The Food and Drug Administration (FDA) has amended the emergency use authorization (EUA) for the Pfizer- BioNTech COVID-19 vaccine to allow for use of a single booster dose, to be administered at least six months after completion of the primary series in:

  • individuals 65 years of age and older;
  • individuals 18 through 64 years of age at high risk of severe COVID-19; and
  • individuals 18 through 64 years of age whose frequent institutional or occupational exposure to SARS-CoV-2 puts them at high risk of serious complications of COVID-19 including severe COVID-19.

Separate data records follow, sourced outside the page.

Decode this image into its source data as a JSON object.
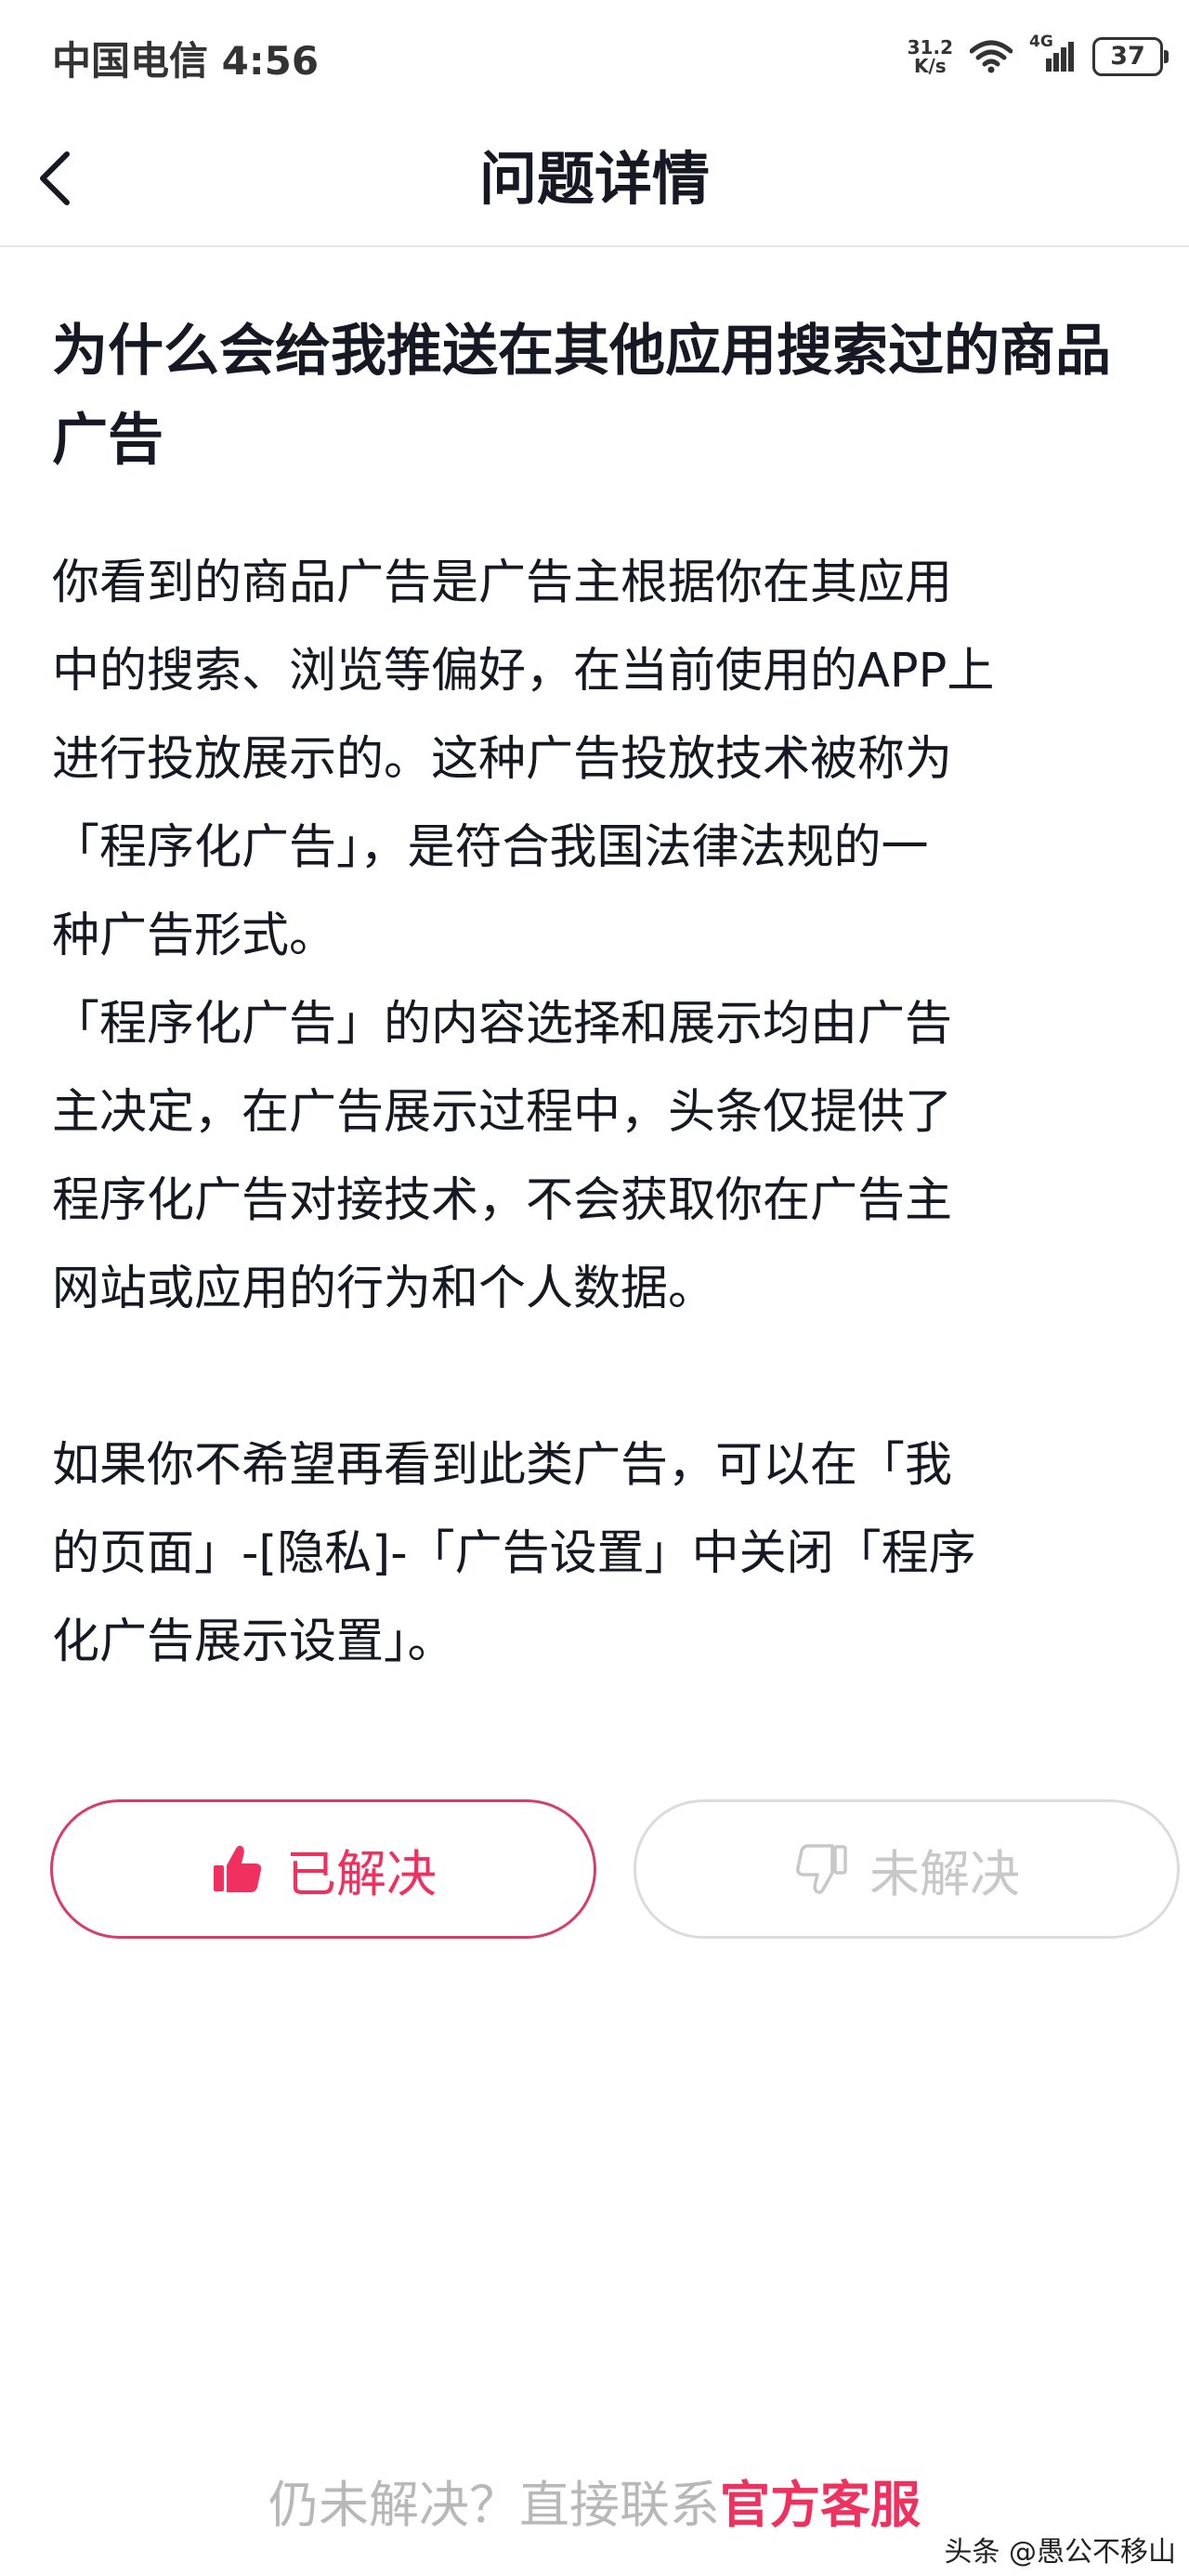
{
  "status_bar": {
    "carrier": "中国电信",
    "time": "4:56",
    "speed_value": "31.2",
    "speed_unit": "K/s",
    "network": "4G",
    "battery": "37"
  },
  "nav": {
    "back_icon": "chevron-left-icon",
    "title": "问题详情"
  },
  "question": {
    "title": "为什么会给我推送在其他应用搜索过的商品广告"
  },
  "answer": {
    "paragraph_1": "你看到的商品广告是广告主根据你在其应用\n中的搜索、浏览等偏好，在当前使用的APP上\n进行投放展示的。这种广告投放技术被称为\n「程序化广告」，是符合我国法律法规的一\n种广告形式。",
    "paragraph_2": "「程序化广告」的内容选择和展示均由广告\n主决定，在广告展示过程中，头条仅提供了\n程序化广告对接技术，不会获取你在广告主\n网站或应用的行为和个人数据。",
    "paragraph_3": "如果你不希望再看到此类广告，可以在「我\n的页面」-[隐私]-「广告设置」中关闭「程序\n化广告展示设置」。"
  },
  "feedback": {
    "solved_label": "已解决",
    "solved_icon": "thumbs-up-icon",
    "unsolved_label": "未解决",
    "unsolved_icon": "thumbs-down-icon"
  },
  "footer": {
    "prompt": "仍未解决？直接联系",
    "link_label": "官方客服",
    "watermark": "头条 @愚公不移山"
  },
  "colors": {
    "accent": "#f0305f",
    "text": "#161823",
    "muted": "#b8b8b8"
  }
}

Director for the Centers for Disease Control and Prevention (CDC) Rochelle Walensky broke with the recommendations of her agency’s advisory committee in her decision to endorse the Pfizer booster shot for people at risk of contracting COVID-19 because of on-the-job exposure. The CDC is recommending:
  • people 65 years and older and residents in long-term care settings should receive a booster shot of Pfizer-BioNTech’s COVID-19 vaccine at least 6 months after their Pfizer-BioNTech primary series,
  • people aged 50–64 years with underlying medical conditions should receive a booster shot of Pfizer-BioNTech’s COVID-19 vaccine at least 6 months after their Pfizer-BioNTech primary series,
  • people aged 18–49 years with underlying medical conditions may receive a booster shot of Pfizer-BioNTech’s COVID-19 vaccine at least 6 months after their Pfizer-BioNTech primary series, based on their individual benefits and risks, and
  • people aged 18-64 years who are at increased risk for COVID-19 exposure and transmission because of occupational or institutional setting may receive a booster shot of Pfizer-BioNTech’s COVID-19 vaccine at least 6 months after their Pfizer-BioNTech primary series, based on their individual benefits and risks.

The CDC’s Advisory Committee on Immunization Practices (ACIP) had previously endorsed the Pfizer-BioNTech booster shot for people 65 and older, nursing home residents, and those with underlying medical conditions at risk of developing severe disease. Last week, ACIP’s interim recommendations rejected a booster campaign for health care workers and others who may be at increased risk of contracting their virus through their jobs or an institutional setting. In overruling the advisers, Walensky noted that the CDC’s recommendations for booster use will align with the FDA’s authorization. The booster shot rollout will likely rely on a system of self-attestation.